Aussie did so, and when they were back over the crest Salvini reminded them that if they didn’t knock out the RAM-C quickly the entire American advance would be incapable of receiving TACAIR support in time. Too much longer and the American and ChiCom tanks would be so close together, mixing it up at such close range, that not even the A-10 Thunderbolts could help.

“Aussie,” Brentwood said, “you get in the sidecar. Choir, you stay here with the FAV with the dashboard machine gun. Salvini, you behind me on the pillion seat. We’ll retrace their path through the mine field around the RAM-C.”

“Okay,” Aussie said. “Let’s go.” And within two minutes Aussie, taking one of the dead Chinese’s helmets, was in the sidecar behind a belt-feed PKS 7.62mm gun. Salvini, with his Heckler & Koch 9mm submachine gun slung over his right shoulder, sat on the pillion seat behind Brentwood, who had taken the other Chinese helmet and who was now adjusting his night-vision goggles, lowering them and blowing grains of dust off the eyepiece before he could pick up the two-wheeled track of the motorcycle and sidecar. It ran along a fifty-yard-wide porous clay gully between the dunes for a hundred yards or so and then turned left, through a man-made gap in the dune and on to more clay around what they were certain was a RAM-C trailer a hundred and fifty yards in front of them.

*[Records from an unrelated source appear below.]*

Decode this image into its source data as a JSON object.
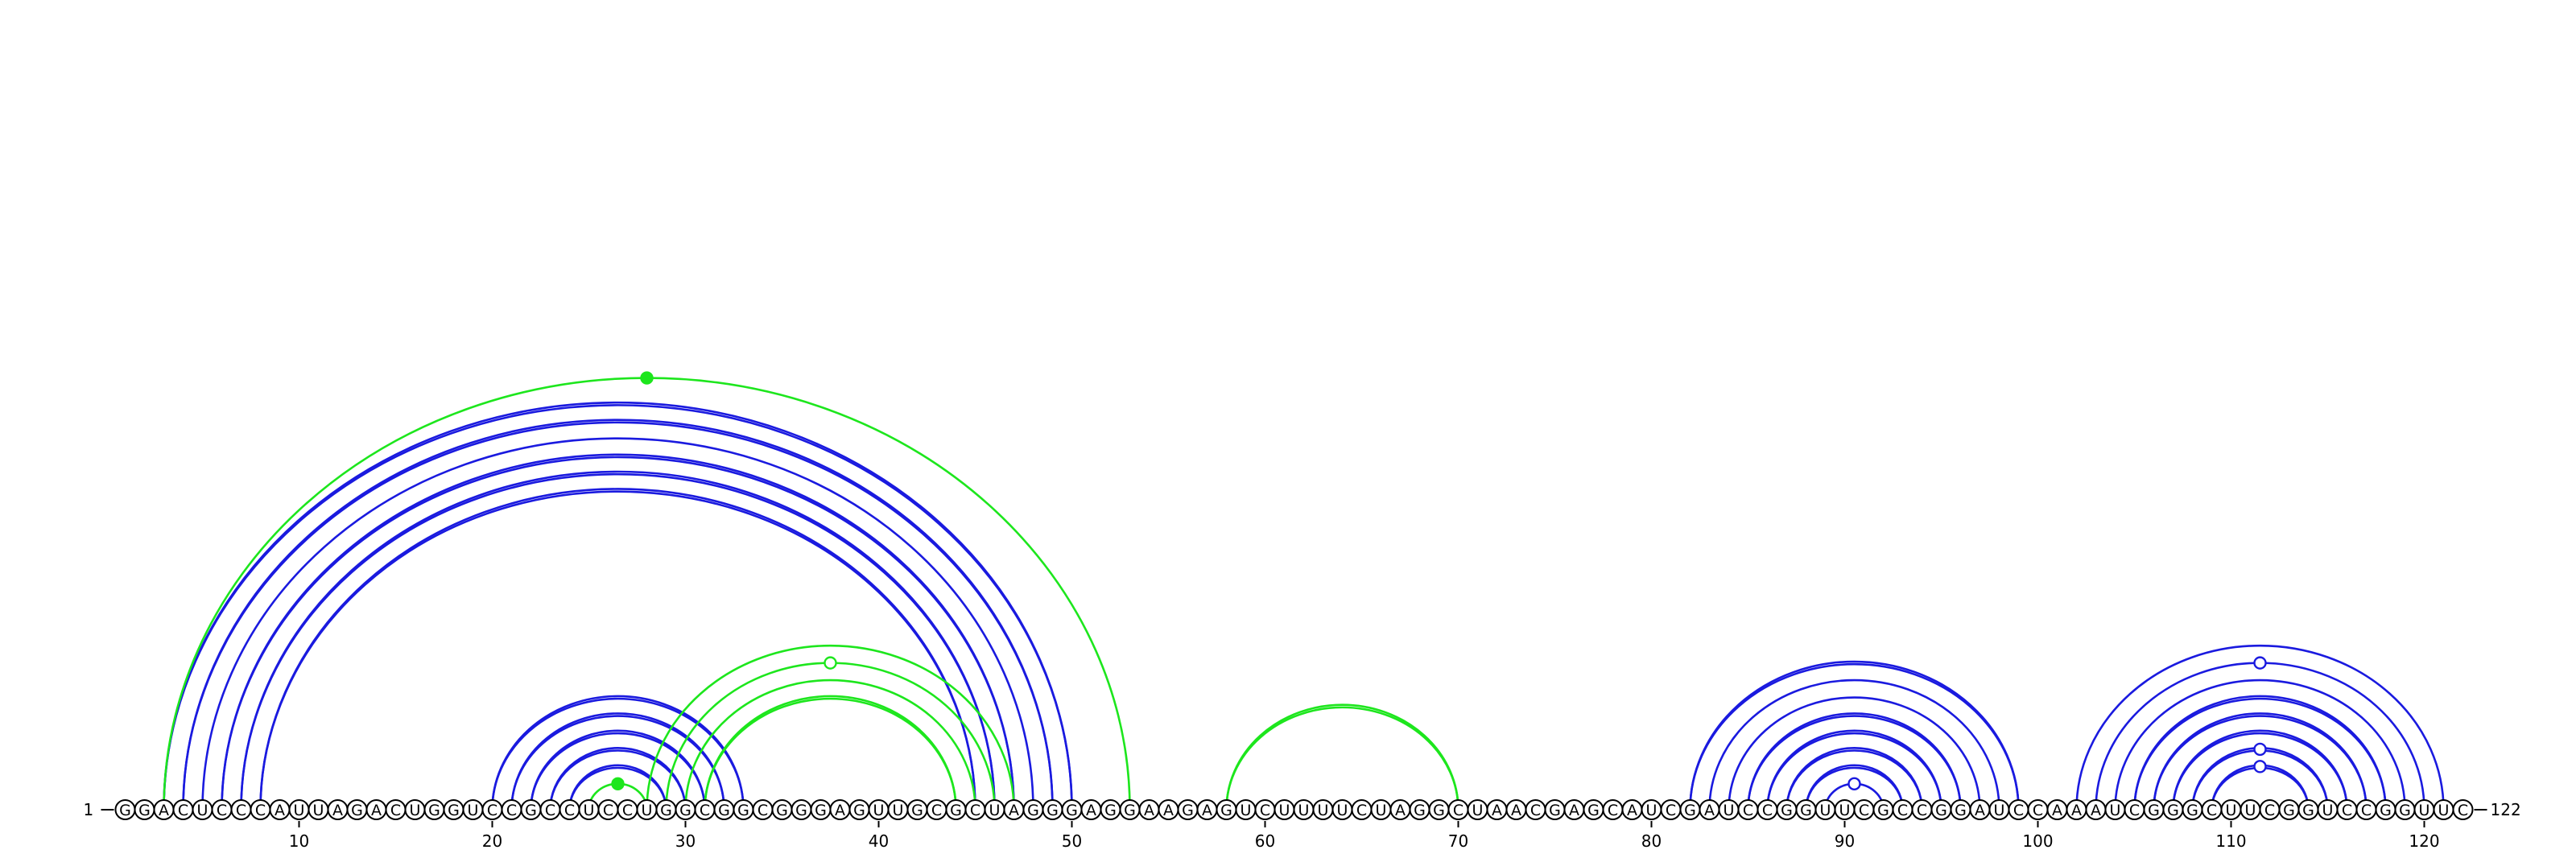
{
  "sequence": "GGACUCCCAUUAGACUGGUCCGCCUCCUGGCGGCGGGAGUUGCGCUAGGGAGGAAGAGUCUUUUCUAGGCUAACGAGCAUCGAUCCGGUUCGCCGGAUCCAAAUCGGGCUUCGGUCCGGUUC",
  "start_label": "1",
  "end_label": "122",
  "ticks": [
    10,
    20,
    30,
    40,
    50,
    60,
    70,
    80,
    90,
    100,
    110,
    120
  ],
  "colors": {
    "blue": "#1a1adf",
    "green": "#1de61d"
  },
  "arcs": [
    {
      "i": 4,
      "j": 49,
      "color": "blue",
      "double": true
    },
    {
      "i": 5,
      "j": 48,
      "color": "blue",
      "double": false
    },
    {
      "i": 6,
      "j": 47,
      "color": "blue",
      "double": true
    },
    {
      "i": 7,
      "j": 46,
      "color": "blue",
      "double": true
    },
    {
      "i": 8,
      "j": 45,
      "color": "blue",
      "double": true
    },
    {
      "i": 3,
      "j": 50,
      "color": "blue",
      "double": true
    },
    {
      "i": 3,
      "j": 53,
      "color": "green",
      "double": false,
      "marker": "filled"
    },
    {
      "i": 20,
      "j": 33,
      "color": "blue",
      "double": true
    },
    {
      "i": 21,
      "j": 32,
      "color": "blue",
      "double": true
    },
    {
      "i": 22,
      "j": 31,
      "color": "blue",
      "double": true
    },
    {
      "i": 23,
      "j": 30,
      "color": "blue",
      "double": true
    },
    {
      "i": 24,
      "j": 29,
      "color": "blue",
      "double": true
    },
    {
      "i": 25,
      "j": 28,
      "color": "green",
      "double": false,
      "marker": "filled"
    },
    {
      "i": 28,
      "j": 47,
      "color": "green",
      "double": false
    },
    {
      "i": 29,
      "j": 46,
      "color": "green",
      "double": false,
      "marker": "hollow"
    },
    {
      "i": 30,
      "j": 45,
      "color": "green",
      "double": false
    },
    {
      "i": 31,
      "j": 44,
      "color": "green",
      "double": true
    },
    {
      "i": 58,
      "j": 70,
      "color": "green",
      "double": true
    },
    {
      "i": 82,
      "j": 99,
      "color": "blue",
      "double": true
    },
    {
      "i": 83,
      "j": 98,
      "color": "blue",
      "double": false
    },
    {
      "i": 84,
      "j": 97,
      "color": "blue",
      "double": false
    },
    {
      "i": 85,
      "j": 96,
      "color": "blue",
      "double": true
    },
    {
      "i": 86,
      "j": 95,
      "color": "blue",
      "double": true
    },
    {
      "i": 87,
      "j": 94,
      "color": "blue",
      "double": true
    },
    {
      "i": 88,
      "j": 93,
      "color": "blue",
      "double": true
    },
    {
      "i": 89,
      "j": 92,
      "color": "blue",
      "double": false,
      "marker": "hollow"
    },
    {
      "i": 102,
      "j": 121,
      "color": "blue",
      "double": false
    },
    {
      "i": 103,
      "j": 120,
      "color": "blue",
      "double": false,
      "marker": "hollow"
    },
    {
      "i": 104,
      "j": 119,
      "color": "blue",
      "double": false
    },
    {
      "i": 105,
      "j": 118,
      "color": "blue",
      "double": true
    },
    {
      "i": 106,
      "j": 117,
      "color": "blue",
      "double": true
    },
    {
      "i": 107,
      "j": 116,
      "color": "blue",
      "double": true
    },
    {
      "i": 108,
      "j": 115,
      "color": "blue",
      "double": true,
      "marker": "hollow"
    },
    {
      "i": 109,
      "j": 114,
      "color": "blue",
      "double": true,
      "marker": "hollow"
    }
  ]
}
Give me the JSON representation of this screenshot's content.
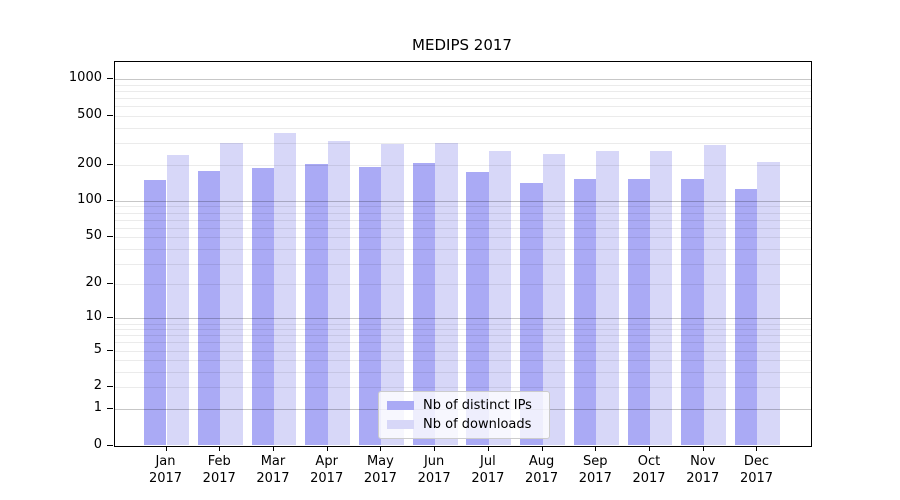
{
  "title": "MEDIPS 2017",
  "chart_data": {
    "type": "bar",
    "title": "MEDIPS 2017",
    "categories": [
      "Jan",
      "Feb",
      "Mar",
      "Apr",
      "May",
      "Jun",
      "Jul",
      "Aug",
      "Sep",
      "Oct",
      "Nov",
      "Dec"
    ],
    "category_year": "2017",
    "series": [
      {
        "name": "Nb of distinct IPs",
        "color": "#aaaaf5",
        "values": [
          150,
          178,
          187,
          202,
          189,
          205,
          175,
          142,
          153,
          151,
          153,
          126
        ]
      },
      {
        "name": "Nb of downloads",
        "color": "#d7d7f8",
        "values": [
          241,
          303,
          366,
          315,
          296,
          303,
          260,
          246,
          256,
          256,
          287,
          210
        ]
      }
    ],
    "xlabel": "",
    "ylabel": "",
    "y_scale": "log10(value+1)",
    "y_ticks": [
      1000,
      500,
      200,
      100,
      50,
      20,
      10,
      5,
      2,
      1,
      0
    ],
    "y_max": 1350,
    "grid": {
      "major_values": [
        1,
        10,
        100,
        1000
      ],
      "minor_values": [
        2,
        3,
        4,
        5,
        6,
        7,
        8,
        9,
        20,
        30,
        40,
        50,
        60,
        70,
        80,
        90,
        200,
        300,
        400,
        500,
        600,
        700,
        800,
        900
      ]
    },
    "legend_position": "lower-center",
    "colors": {
      "grid_major": "rgba(0,0,0,0.22)",
      "grid_minor": "rgba(0,0,0,0.08)",
      "axis": "#000000",
      "background": "#ffffff"
    }
  }
}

The La Roche reporter was licking his lips nervously. Suddenly one of the two side-by-side doors in the long trailer opened and shut. In that moment Choir had seen the dull, bloodred glow from the interior, and through the infrared sight could see a hot, white stream coming from the man who, facing away from the FAV, was urinating. When the ChiCom turned, shaking himself, buttoning up his fly, he looked over at the motorcycle and sidecar.